The earliest entries favor naked dirges and apolitical self-pity, privileging immediacy over polish. 1999's "The Vanishing Act" is a gray blur of rickety acoustic guitar and discordant piano on which Oberst wallows in the well of despair with the romantic relish of someone who's yet to reach its bottom. 2000's "Soon You Will Be Leaving Your Man" upgrades to a fluid, reverbed guitar pulse, but retains the breathy and almost tuneless vocals Oberst favored in that era, as well as his shorthand for authenticity-- palpably twanging strings, accidental harmonics, and ambient crowd chatter. 2000's "Mirrors and Fevers", which is two full minutes of crowd noise followed by one minute of a capella singing, isn't much of a song, but it works as an album opener-- Oberst's trapped-under-ice imagery and musings on inevitability handily establish the album's mise en scène.
But as early as 2001's excellent "I Will Be Grateful for This Day", we can detect a shift in Oberst's songwriting.
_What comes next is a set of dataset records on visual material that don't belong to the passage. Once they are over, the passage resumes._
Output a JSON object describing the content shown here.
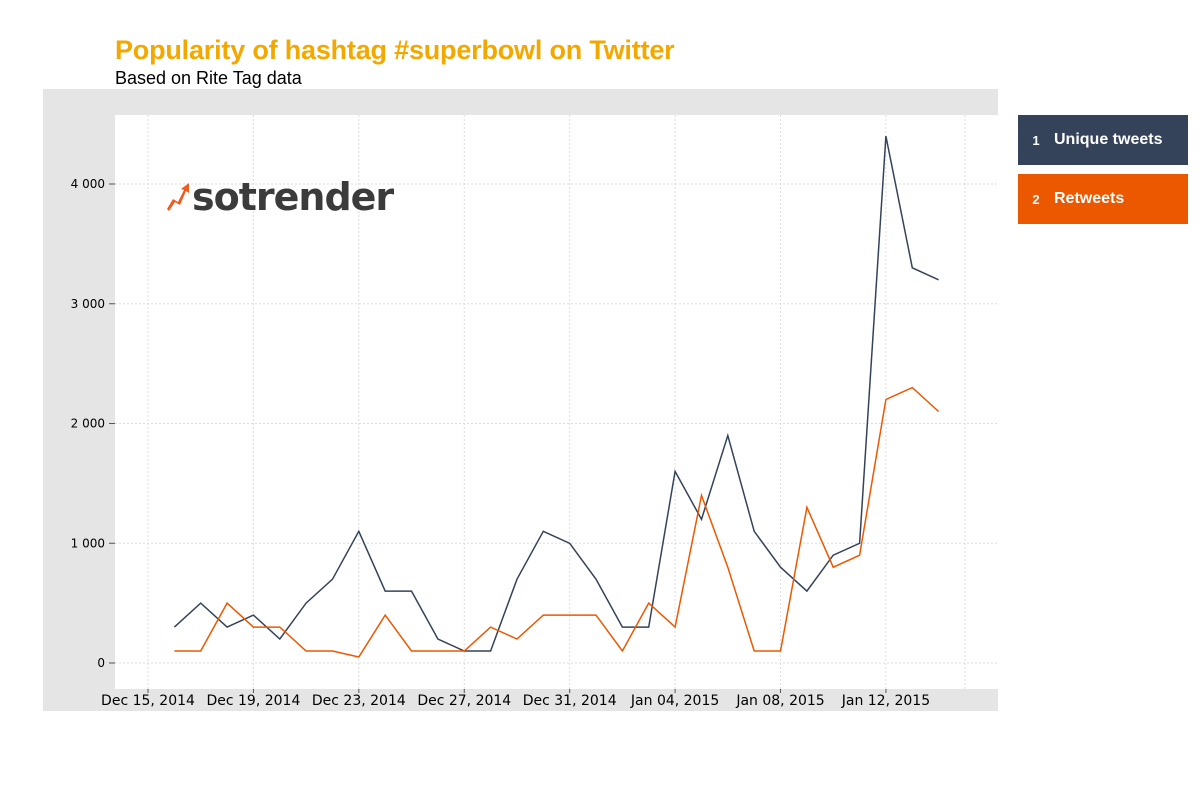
{
  "title": "Popularity of hashtag #superbowl on Twitter",
  "subtitle": "Based on Rite Tag data",
  "logo": {
    "text": "sotrender",
    "accent": "#ef5a1e",
    "color": "#3b3b3b"
  },
  "legend": [
    {
      "num": "1",
      "label": "Unique tweets",
      "color": "#34435a"
    },
    {
      "num": "2",
      "label": "Retweets",
      "color": "#ec5800"
    }
  ],
  "chart_data": {
    "type": "line",
    "x_ticks": [
      "Dec 15, 2014",
      "Dec 19, 2014",
      "Dec 23, 2014",
      "Dec 27, 2014",
      "Dec 31, 2014",
      "Jan 04, 2015",
      "Jan 08, 2015",
      "Jan 12, 2015"
    ],
    "x": [
      "2014-12-16",
      "2014-12-17",
      "2014-12-18",
      "2014-12-19",
      "2014-12-20",
      "2014-12-21",
      "2014-12-22",
      "2014-12-23",
      "2014-12-24",
      "2014-12-25",
      "2014-12-26",
      "2014-12-27",
      "2014-12-28",
      "2014-12-29",
      "2014-12-30",
      "2014-12-31",
      "2015-01-01",
      "2015-01-02",
      "2015-01-03",
      "2015-01-04",
      "2015-01-05",
      "2015-01-06",
      "2015-01-07",
      "2015-01-08",
      "2015-01-09",
      "2015-01-10",
      "2015-01-11",
      "2015-01-12",
      "2015-01-13",
      "2015-01-14",
      "2015-01-15"
    ],
    "series": [
      {
        "name": "Unique tweets",
        "color": "#34435a",
        "values": [
          300,
          500,
          300,
          400,
          200,
          500,
          700,
          1100,
          600,
          600,
          200,
          100,
          100,
          700,
          1100,
          1000,
          700,
          300,
          300,
          1600,
          1200,
          1900,
          1100,
          800,
          600,
          900,
          1000,
          4400,
          3300,
          3200,
          null
        ]
      },
      {
        "name": "Retweets",
        "color": "#ec5800",
        "values": [
          100,
          100,
          500,
          300,
          300,
          100,
          100,
          50,
          400,
          100,
          100,
          100,
          300,
          200,
          400,
          400,
          400,
          100,
          500,
          300,
          1400,
          800,
          100,
          100,
          1300,
          800,
          900,
          2200,
          2300,
          2100,
          null
        ]
      }
    ],
    "y_ticks": [
      "0",
      "1 000",
      "2 000",
      "3 000",
      "4 000"
    ],
    "y_tick_values": [
      0,
      1000,
      2000,
      3000,
      4000
    ],
    "ylim": [
      -100,
      4600
    ],
    "xlim": [
      "2014-12-15",
      "2015-01-15"
    ],
    "grid": true
  }
}
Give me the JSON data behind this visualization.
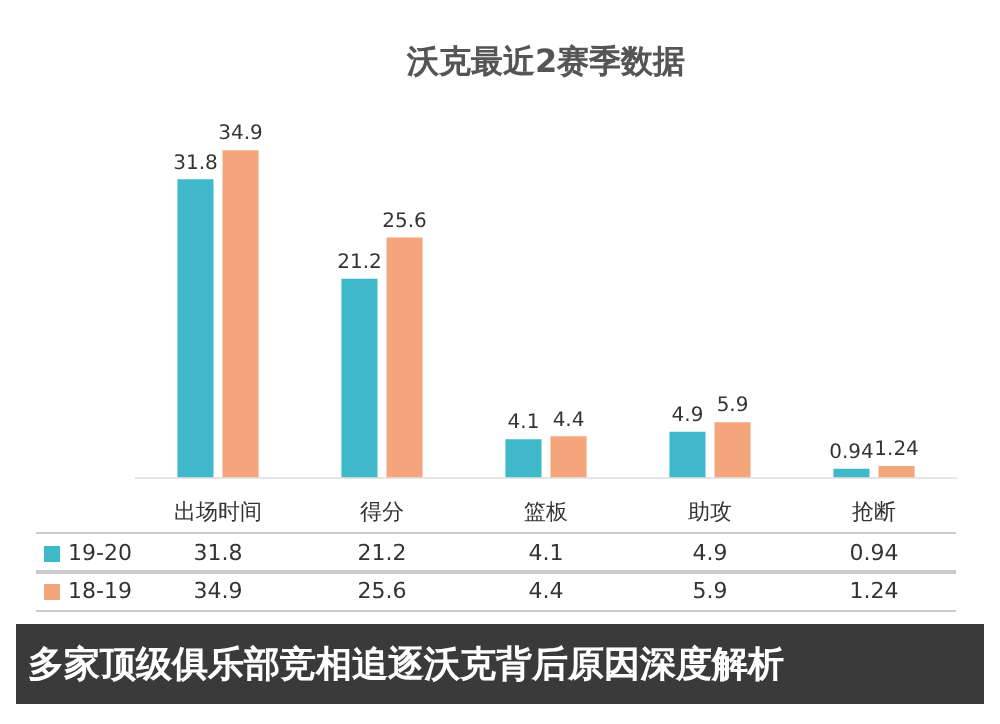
{
  "chart_data": [
    {
      "type": "bar",
      "title": "沃克最近2赛季数据",
      "categories": [
        "出场时间",
        "得分",
        "篮板",
        "助攻",
        "抢断"
      ],
      "series": [
        {
          "name": "19-20",
          "color": "#3fb8c9",
          "values": [
            31.8,
            21.2,
            4.1,
            4.9,
            0.94
          ]
        },
        {
          "name": "18-19",
          "color": "#f4a57b",
          "values": [
            34.9,
            25.6,
            4.4,
            5.9,
            1.24
          ]
        }
      ],
      "data_labels": true,
      "grid": false,
      "annotations": [
        "多家顶级俱乐部竞相追逐沃克背后原因深度解析"
      ]
    },
    {
      "type": "other",
      "cells": [
        [
          "31.8",
          "21.2",
          "4.1",
          "4.9",
          "0.94"
        ],
        [
          "34.9",
          "25.6",
          "4.4",
          "5.9",
          "1.24"
        ]
      ]
    }
  ]
}
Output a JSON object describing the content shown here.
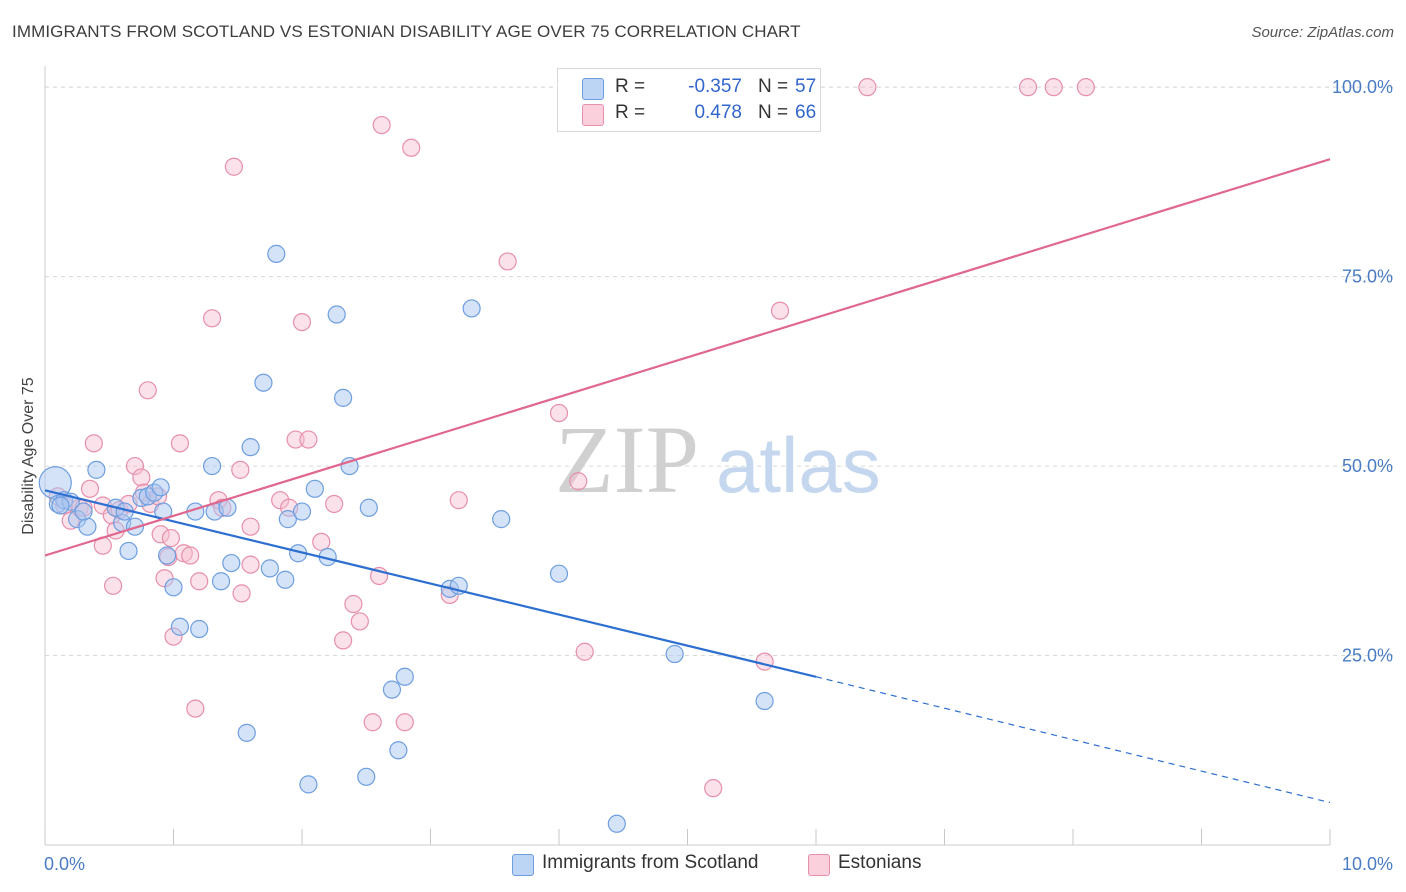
{
  "header": {
    "title": "IMMIGRANTS FROM SCOTLAND VS ESTONIAN DISABILITY AGE OVER 75 CORRELATION CHART",
    "source": "Source: ZipAtlas.com"
  },
  "watermark": {
    "part1": "ZIP",
    "part2": "atlas"
  },
  "legend": {
    "rows": [
      {
        "r_label": "R =",
        "r_value": "-0.357",
        "n_label": "N =",
        "n_value": "57"
      },
      {
        "r_label": "R =",
        "r_value": "0.478",
        "n_label": "N =",
        "n_value": "66"
      }
    ]
  },
  "bottom_legend": {
    "items": [
      {
        "label": "Immigrants from Scotland"
      },
      {
        "label": "Estonians"
      }
    ]
  },
  "colors": {
    "blue_fill": "#a9c8f2",
    "blue_stroke": "#6e9ee0",
    "blue_line": "#2d6fd0",
    "pink_fill": "#f6bfd0",
    "pink_stroke": "#e78fab",
    "pink_line": "#e0678e",
    "grid": "#d8d8d8",
    "axis_text": "#4a7cc4"
  },
  "chart_data": {
    "type": "scatter",
    "title": "IMMIGRANTS FROM SCOTLAND VS ESTONIAN DISABILITY AGE OVER 75 CORRELATION CHART",
    "xlabel": "",
    "ylabel": "Disability Age Over 75",
    "xlim": [
      0,
      10
    ],
    "ylim": [
      0,
      102
    ],
    "x_tick_labels": [
      "0.0%",
      "10.0%"
    ],
    "y_tick_labels": [
      "25.0%",
      "50.0%",
      "75.0%",
      "100.0%"
    ],
    "y_tick_values": [
      25,
      50,
      75,
      100
    ],
    "grid": true,
    "legend_position": "top-center",
    "series": [
      {
        "name": "Immigrants from Scotland",
        "color": "#a9c8f2",
        "R": -0.357,
        "N": 57,
        "trend": {
          "x0": 0,
          "y0": 46.8,
          "x1": 6.0,
          "y1": 22.2,
          "dashed_to_x": 10.0,
          "dashed_to_y": 5.6
        },
        "points": [
          [
            0.08,
            47.8
          ],
          [
            0.1,
            45.0
          ],
          [
            0.15,
            45.5
          ],
          [
            0.2,
            45.3
          ],
          [
            0.25,
            43.0
          ],
          [
            0.33,
            42.0
          ],
          [
            0.4,
            49.5
          ],
          [
            0.55,
            44.5
          ],
          [
            0.6,
            42.5
          ],
          [
            0.62,
            44.0
          ],
          [
            0.65,
            38.8
          ],
          [
            0.7,
            42.0
          ],
          [
            0.75,
            45.8
          ],
          [
            0.8,
            46.0
          ],
          [
            0.85,
            46.5
          ],
          [
            0.9,
            47.2
          ],
          [
            0.92,
            44.0
          ],
          [
            0.95,
            38.2
          ],
          [
            1.0,
            34.0
          ],
          [
            1.05,
            28.8
          ],
          [
            1.2,
            28.5
          ],
          [
            1.17,
            44.0
          ],
          [
            1.3,
            50.0
          ],
          [
            1.32,
            44.0
          ],
          [
            1.37,
            34.8
          ],
          [
            1.42,
            44.5
          ],
          [
            1.45,
            37.2
          ],
          [
            1.57,
            14.8
          ],
          [
            1.6,
            52.5
          ],
          [
            1.7,
            61.0
          ],
          [
            1.75,
            36.5
          ],
          [
            1.8,
            78.0
          ],
          [
            1.87,
            35.0
          ],
          [
            1.89,
            43.0
          ],
          [
            1.97,
            38.5
          ],
          [
            2.0,
            44.0
          ],
          [
            2.05,
            8.0
          ],
          [
            2.1,
            47.0
          ],
          [
            2.2,
            38.0
          ],
          [
            2.27,
            70.0
          ],
          [
            2.32,
            59.0
          ],
          [
            2.37,
            50.0
          ],
          [
            2.5,
            9.0
          ],
          [
            2.52,
            44.5
          ],
          [
            2.7,
            20.5
          ],
          [
            2.75,
            12.5
          ],
          [
            2.8,
            22.2
          ],
          [
            3.15,
            33.8
          ],
          [
            3.22,
            34.2
          ],
          [
            3.32,
            70.8
          ],
          [
            3.55,
            43.0
          ],
          [
            4.0,
            35.8
          ],
          [
            4.45,
            2.8
          ],
          [
            4.9,
            25.2
          ],
          [
            5.6,
            19.0
          ],
          [
            0.12,
            44.8
          ],
          [
            0.3,
            44.0
          ]
        ]
      },
      {
        "name": "Estonians",
        "color": "#f6bfd0",
        "R": 0.478,
        "N": 66,
        "trend": {
          "x0": 0,
          "y0": 38.2,
          "x1": 10.0,
          "y1": 90.5
        },
        "points": [
          [
            0.1,
            46.0
          ],
          [
            0.15,
            44.8
          ],
          [
            0.2,
            42.8
          ],
          [
            0.27,
            44.5
          ],
          [
            0.3,
            44.5
          ],
          [
            0.35,
            47.0
          ],
          [
            0.38,
            53.0
          ],
          [
            0.45,
            44.8
          ],
          [
            0.45,
            39.5
          ],
          [
            0.52,
            43.5
          ],
          [
            0.53,
            34.2
          ],
          [
            0.55,
            41.5
          ],
          [
            0.58,
            44.2
          ],
          [
            0.65,
            45.0
          ],
          [
            0.7,
            50.0
          ],
          [
            0.75,
            48.5
          ],
          [
            0.77,
            46.5
          ],
          [
            0.8,
            60.0
          ],
          [
            0.82,
            45.0
          ],
          [
            0.88,
            46.0
          ],
          [
            0.9,
            41.0
          ],
          [
            0.93,
            35.2
          ],
          [
            0.96,
            38.0
          ],
          [
            0.98,
            40.5
          ],
          [
            1.0,
            27.5
          ],
          [
            1.05,
            53.0
          ],
          [
            1.08,
            38.5
          ],
          [
            1.13,
            38.2
          ],
          [
            1.17,
            18.0
          ],
          [
            1.2,
            34.8
          ],
          [
            1.3,
            69.5
          ],
          [
            1.35,
            45.5
          ],
          [
            1.38,
            44.5
          ],
          [
            1.47,
            89.5
          ],
          [
            1.52,
            49.5
          ],
          [
            1.53,
            33.2
          ],
          [
            1.6,
            42.0
          ],
          [
            1.6,
            37.0
          ],
          [
            1.83,
            45.5
          ],
          [
            1.9,
            44.5
          ],
          [
            1.95,
            53.5
          ],
          [
            2.0,
            69.0
          ],
          [
            2.05,
            53.5
          ],
          [
            2.15,
            40.0
          ],
          [
            2.25,
            45.0
          ],
          [
            2.32,
            27.0
          ],
          [
            2.4,
            31.8
          ],
          [
            2.45,
            29.5
          ],
          [
            2.55,
            16.2
          ],
          [
            2.6,
            35.5
          ],
          [
            2.62,
            95.0
          ],
          [
            2.8,
            16.2
          ],
          [
            2.85,
            92.0
          ],
          [
            3.15,
            33.0
          ],
          [
            3.22,
            45.5
          ],
          [
            3.6,
            77.0
          ],
          [
            4.0,
            57.0
          ],
          [
            4.15,
            48.0
          ],
          [
            4.2,
            25.5
          ],
          [
            5.2,
            7.5
          ],
          [
            5.6,
            24.2
          ],
          [
            5.72,
            70.5
          ],
          [
            6.4,
            100.0
          ],
          [
            7.65,
            100.0
          ],
          [
            7.85,
            100.0
          ],
          [
            8.1,
            100.0
          ]
        ]
      }
    ]
  }
}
With its melting vocal line, staticky mechanical drums, and humming synths, the song predicts Digital Ash in a Digital Urn, yet doesn't bog down in pretensions as that album sometimes does. Not musically, anyway-- Oberst's lyrics always tread the thin line between sublimely maudlin and banally maudlin; "Grateful" subjects us to the latter with a protracted metaphor about trying to play someone's heartbeat on the drums. 2001 doesn't appear to have been a great creative year for Oberst-- "Bad Blood", co-written with the Album Leaf's Jimmy LaValle, is so thin and inessential. The quavering vocals and barely intimated chord shapes of "I've Been Eating (For You)" are promising enough until one listens to the lyrics, which plumb unintentionally comical depths of self-obsession and strained metaphor, with a ridiculous girl-as-basketball metaphor. "Happy Birthday to Me (Feb. 15)" is much better, with its woozy slides and twinkling piano, not to mention the emphatic swearing, spontaneous shouting, and nauseous vibrato Oberst was already starting to phase out for the more mannered urgencies of Lifted and beyond.
It's exactly these kinds of emotionally febrile outbursts that Bright Eyes detractors hate, and they continue to flare up even amid more recent, polemical songs, like 2003's jangly "Trees Get Wheeled Away" and the ragged sing-along "Drunk Kid Catholic". Yet the same affectations that repel some are what makes this music speak to so many. To embrace Bright Eyes, it helps to have friends with whom playing music is just the emulsion of your mutual love, or to intuit and long for this experience, which always sounds trite, with an uncool hippie-ish quality, until you're the one joyously banging out a chord on an acoustic guitar. Maybe this self-indulgent spontaneity doesn't translate to tape if you aren't predisposed to appreciate it. Fair enough. But it's precisely what makes Bright Eyes fans overlook his excesses and missteps, this sense of being a part of a special moment governed more by intuition than intellect. And for better or worse (better if you think this stuff about love and special moments sounds silly, worse if you don't), it's what is diminishing as Oberst's music accumulates polish and orchestral weight.